In questa occasione di anniversario, dopo tanti romanzi, possiamo però scegliere di chiudere con un racconto breve di fine anni Settanta: “Creazione”: nella storia di una coppia americana che non riesce a lasciare un’isola tropicale per tornare a New York, a causa di voli cancellati, liste d’attesa e altri inconvenienti da Paesi in via di sviluppo, c’è – in quella storia, che poi diventa una storia d’amore senza sovrastrutture (con una donna che non è la moglie del protagonista, ma una sua sorta di copia leggermente sbiadita, ma più “umana”) – il senso di una scrittura che è urgente nel suo modo di definire ogni singolo fatto come se fosse il più importante, ma che, al tempo stesso, sa gestire alla perfezione questa urgenza, trasformandola nell’unica cosa letteraria che è ancora più ossessiva: la misura.

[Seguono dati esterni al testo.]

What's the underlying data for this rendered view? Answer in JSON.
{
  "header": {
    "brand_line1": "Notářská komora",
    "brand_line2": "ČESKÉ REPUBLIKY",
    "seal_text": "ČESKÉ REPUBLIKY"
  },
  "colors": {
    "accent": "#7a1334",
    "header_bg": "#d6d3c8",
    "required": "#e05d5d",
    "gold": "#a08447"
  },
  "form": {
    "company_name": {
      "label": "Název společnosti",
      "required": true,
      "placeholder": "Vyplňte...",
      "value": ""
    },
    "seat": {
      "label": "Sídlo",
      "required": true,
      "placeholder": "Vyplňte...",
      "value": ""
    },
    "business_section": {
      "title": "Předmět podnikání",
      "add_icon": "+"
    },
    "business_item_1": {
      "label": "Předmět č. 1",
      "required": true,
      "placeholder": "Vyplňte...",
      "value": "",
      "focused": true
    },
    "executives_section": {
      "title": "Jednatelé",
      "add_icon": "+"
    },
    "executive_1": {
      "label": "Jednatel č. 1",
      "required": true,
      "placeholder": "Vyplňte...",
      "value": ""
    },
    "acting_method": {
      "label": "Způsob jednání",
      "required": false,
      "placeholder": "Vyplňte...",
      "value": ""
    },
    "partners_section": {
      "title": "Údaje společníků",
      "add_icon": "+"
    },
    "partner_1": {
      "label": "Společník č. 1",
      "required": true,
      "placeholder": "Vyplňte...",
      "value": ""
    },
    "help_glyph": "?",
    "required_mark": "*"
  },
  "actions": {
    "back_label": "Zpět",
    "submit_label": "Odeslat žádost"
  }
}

E la misura è il capolavoro di compromesso che lo scrittore fa con se stesso e con il pubblico, è la sostanza di cui è fatto il dialogo con chi leggerà, il patto tra i due poli della storia. È proprio nella elegante rassegnazione dei personaggi, nella inevitabile perfezione della cornice dentro la quale le vite si incrociano in maniere che solo da superficiali possiamo pensare essere casuali, come nel caso di “Creazione”, che sta una buona parte della grandezza del narratore Don DeLillo. Così vicino, seppur in apparenza da così lontano.